И Степан Кушнир, краснея, начинает невероятно кашлять, чтобы не рассмеяться в глаза Поликарпу.
36
Крючок — мера водки — примерно 0,325 литра.
На бугорке поля совсем просохли, и за колесами, подрезая следы вдавленных копыт, побежали неглубокие ровные колеи. На востоке розовел и развевался туман. Бледное солнце колесиком проскочило обрывок разъеденного просветами облачка, а свежая земля пошла паром и запахла трухлой стерней, кисловатым хмелем.
Первую веху Варивон поставил на границе с левадой, и Карп Иванович Мокроус ловко вставил прищуренный глаз в стеклышко теодолита, окантованное блестящей медью.
Иван Тимофеевич осмотрелся вокруг, и счастливо запоминалось: и Большой путь, и дымок на волнистом гребне бугорка, зеленая росистая пашня между черными стернями, и волны света, которые перегоняли в село тени, и звон штельваги [37] , и призывное ржание коней.
37
Штельвага — поперечный брус, соединяющий сельскохозяйственное орудие с упряжкой.
«Эге, это тебе не наймитом, не поденщиком я хожу, завидуя богачам, а на своей, законной земле — район утвердил нам бугорок. И ничего, Сафрон, не поможет: болячка тебя и без бугорка не ухватит — все равно не проживешь всего добра за свой век», — обращается мысленно к Варчуку.
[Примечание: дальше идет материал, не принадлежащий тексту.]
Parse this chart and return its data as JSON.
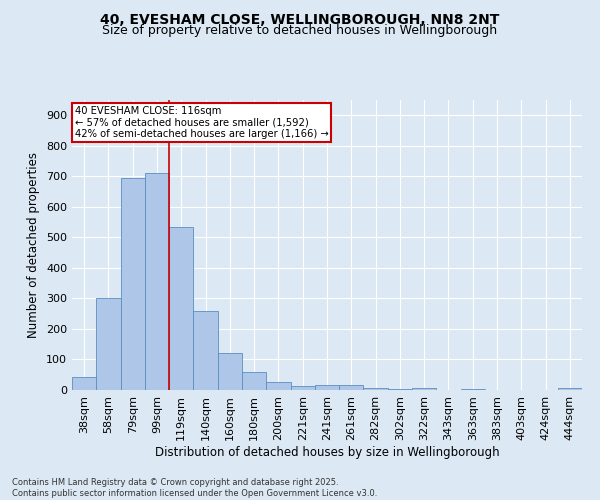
{
  "title_line1": "40, EVESHAM CLOSE, WELLINGBOROUGH, NN8 2NT",
  "title_line2": "Size of property relative to detached houses in Wellingborough",
  "xlabel": "Distribution of detached houses by size in Wellingborough",
  "ylabel": "Number of detached properties",
  "categories": [
    "38sqm",
    "58sqm",
    "79sqm",
    "99sqm",
    "119sqm",
    "140sqm",
    "160sqm",
    "180sqm",
    "200sqm",
    "221sqm",
    "241sqm",
    "261sqm",
    "282sqm",
    "302sqm",
    "322sqm",
    "343sqm",
    "363sqm",
    "383sqm",
    "403sqm",
    "424sqm",
    "444sqm"
  ],
  "values": [
    43,
    300,
    693,
    710,
    535,
    260,
    120,
    60,
    25,
    12,
    15,
    15,
    5,
    2,
    8,
    0,
    2,
    0,
    0,
    0,
    5
  ],
  "bar_color": "#aec6e8",
  "bar_edge_color": "#5a8fc0",
  "vline_color": "#cc0000",
  "annotation_text": "40 EVESHAM CLOSE: 116sqm\n← 57% of detached houses are smaller (1,592)\n42% of semi-detached houses are larger (1,166) →",
  "annotation_box_color": "#ffffff",
  "annotation_box_edge": "#cc0000",
  "ylim": [
    0,
    950
  ],
  "yticks": [
    0,
    100,
    200,
    300,
    400,
    500,
    600,
    700,
    800,
    900
  ],
  "footnote": "Contains HM Land Registry data © Crown copyright and database right 2025.\nContains public sector information licensed under the Open Government Licence v3.0.",
  "bg_color": "#dce9f5",
  "plot_bg_color": "#dce9f5",
  "title_fontsize": 10,
  "subtitle_fontsize": 9
}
А хлеборобская надежда носится далеко-далеко и отдыхает на поседевшем остывшем поле, как отдыхает перепелка между хлебами.
Он сам повел коней на веху, чтобы вывести борозду как можно ровнее; и сладко, и тревожно защемило сердце, когда услышал, как под череслом [38] хрустнула подрезанным корнем пырея зеленая межа.
38
Чересло — вертикальный нож в плуге, который стоит перед лемехом.
За плугом, нажимая на чапыги, горбился Поликарп, и лицо его светилось радостно-удивленной усмешкой, какая бывает у счастливых детей.
— Как оно, Поликарп? — кивнул головой и прищурился, надеясь услышать какую-то неожиданную побасенку.
— Хорошо, Иван, скажу тебе. Еще не помню, чтобы так и рукам и сердцу было хорошо, — поднял на него просветленный взгляд.
— То-то и оно, Поликарп, — поторопил немного подручного и пошел широкими шагами вперед.
Грустным горном заиграло небо — над хутором пониже облаков ровным и косым клином летели журавли; когда крылья опускались вниз, косяк темнел и уменьшался; и жемчужно светлел, когда ширился его волнистый трепет, прощаясь с осенней задумчивой землей. Что-то невыразимо чувствительное было в том печальном переливе, в прощальных взмахах крыльев и смене света и теней над все уменьшающимся и уменьшающимся ключом.
— Облет делают. Скоро будут отлетать от нас, — поднял голову Варивон.
— Эге-ге, Иван. Уже посланцы трясут юбками к нам, — отозвался сзади Василий Карпец.
Левадой спешила растянутая группа женщин; за ними, из зарослей ольшаника, появились первые мужские фигуры с дубинками и палками в руках.
— Не наступай, не наступай, вражина, а не то будет битва, — козырьком приложил ко лбу кургузую широкую ладонь Степан Кушнир.
— Неужели до потасовки дойдет? — настороженно вытянул шею Поликарп.